A Race le encantaba. Lauren era todo lo que había deseado en una pareja (inteligente, extravertida y con humor ácido). En los partidos, ella resaltaba como el sol en un día nublado. Y cuando ella lo iba a buscar a la habitación y le sonreía al encontrarlo, Race se derretía.
Se enamoró de ella.
Y entonces, Lauren logró una beca para estudiar durante un año en el Instituto Tecnológico de Massachussets para estudiar física teórica o algo así. Ella se fue. El la esperó. La típica relación a distancia. Amor vía telefónica. Race le fue fiel. Vivía por y para su llamada semanal.
Y, por fin, ella regresó.
Estaba en el aeropuerto esperándola. Tenía un anillo en el bolsillo. Había practicado el discurso miles de veces para, cuando llegara el momento adecuado, arrodillarse y pedírselo.
Pero cuando salió de la puerta de llegadas aquel día, Lauren ya tenía un anillo de diamantes en su dedo anular.
—Will, lo siento —dijo—. Pero… Bueno… He conocido a alguien.
Race no pudo siquiera sacar el anillo del bolsillo.
Y así se había pasado el resto de su estancia en la universidad, rodeado de libros, soltero convencido e inconcebiblemente miserable.
Se licenció el cuarto de su clase en lenguas antiguas y, para su total sorpresa, recibió una oferta para enseñar en la Universidad de Nueva York. Con nada que desear ni que querer hacer, salvo quizá cortarse las venas, la aceptó.
Y ahora… ahora era un humilde profesor que trabajaba en un viejo despacho en la ciudad de Nueva York mientras que ella era una física teórica que trabajaba en el departamento principal de armas de alta tecnología mejor considerado de los Estados Unidos.
Mmm
.
Race jamás esperó volver a verla.
Ni tampoco
, pensó,
quería volver a verla
. Pero cuando Frank Nash había dicho su nombre por la mañana, algo dentro de él había hecho clic. Sentía la curiosidad de ver qué había sido de ella.

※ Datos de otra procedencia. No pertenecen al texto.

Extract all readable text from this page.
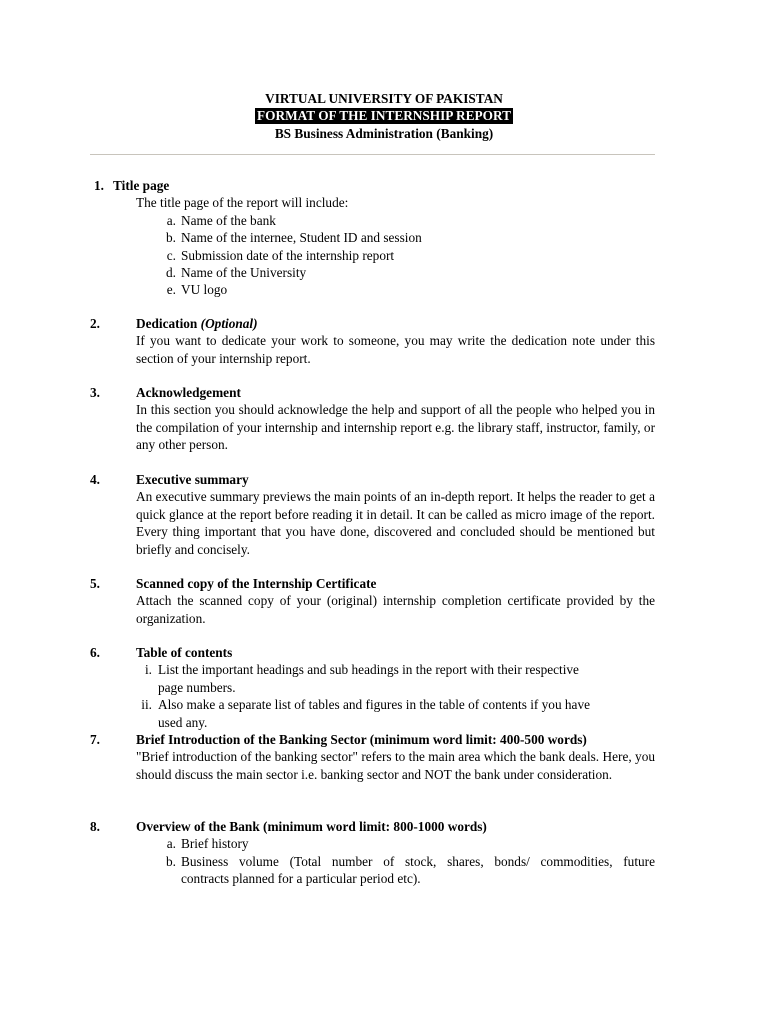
VIRTUAL UNIVERSITY OF PAKISTAN
FORMAT OF THE INTERNSHIP REPORT
BS Business Administration (Banking)
1. Title page
The title page of the report will include:
a. Name of the bank
b. Name of the internee, Student ID and session
c. Submission date of the internship report
d. Name of the University
e. VU logo
2.	Dedication (Optional)
If you want to dedicate your work to someone, you may write the dedication note under this section of your internship report.
3.	Acknowledgement
In this section you should acknowledge the help and support of all the people who helped you in the compilation of your internship and internship report e.g. the library staff, instructor, family, or any other person.
4.	Executive summary
An executive summary previews the main points of an in-depth report. It helps the reader to get a quick glance at the report before reading it in detail. It can be called as micro image of the report. Every thing important that you have done, discovered and concluded should be mentioned but briefly and concisely.
5.	Scanned copy of the Internship Certificate
Attach the scanned copy of your (original) internship completion certificate provided by the organization.
6.	Table of contents
i. List the important headings and sub headings in the report with their respective
page numbers.
ii. Also make a separate list of tables and figures in the table of contents if you have
used any.
7.	Brief Introduction of the Banking Sector (minimum word limit: 400-500 words)
"Brief introduction of the banking sector" refers to the main area which the bank deals. Here, you should discuss the main sector i.e. banking sector and NOT the bank under consideration.
8.	Overview of the Bank (minimum word limit: 800-1000 words)
a. Brief history
b. Business volume (Total number of stock, shares, bonds/ commodities, future
contracts planned for a particular period etc).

Bueno, ahora ya la había visto y le había quedado muy claro. Ella había logrado muchas más cosas que él.
Race parpadeó y apartó a un lado ese pensamiento.
Volvió al presente y cayó en la cuenta de que estaba mirando su alianza.
Por Dios, contrólate
, pensó para sí.
—Frank ha dicho que hiciste un buen trabajo con el manuscrito —dijo Lauren.
Race tosió, tanto para aclararse la voz como las ideas.
—Todo lo bien que pude… Bueno, es a lo que me dedico.
—Deberías estar orgulloso de lo que haces —dijo. Después le sonrió—. Me alegro de volver a verte, Will.
Race le devolvió la mejor sonrisa de la que fue capaz.
A continuación, Lauren se puso en pie y miró a su alrededor.
—Bueno, será mejor que vuelva a mi sitio. Parece que vamos a aterrizar.
El Hércules aterrizó a última hora de la tarde en una polvorienta pista de aterrizaje privada al borde del valle de Cuzco.
El equipo bajó del avión para subir al camión que había hecho el viaje a Sudamérica en las entrañas del aparato y que sería el que transportaría a la tropa. El enorme camión retumbó al bajar por la rampa de carga trasera y puso rumbo inmediatamente al norte, hacia el río Urubamba, por un camino deficientemente pavimentado.
Fue un trayecto movido. Race estaba sentado en la parte trasera del camión al lado de su guardaespaldas, el sargento Van Lewen.
Los otros miembros del equipo (los tres miembros de la DARPA: Nash, Lauren y el físico con cara de halcón, Copeland; Chambers, el antropólogo, y Gaby López, una mujer latinoamericana sorprendentemente joven que era la arqueóloga del equipo) estaban sentados con sus respectivos militares guardaespaldas.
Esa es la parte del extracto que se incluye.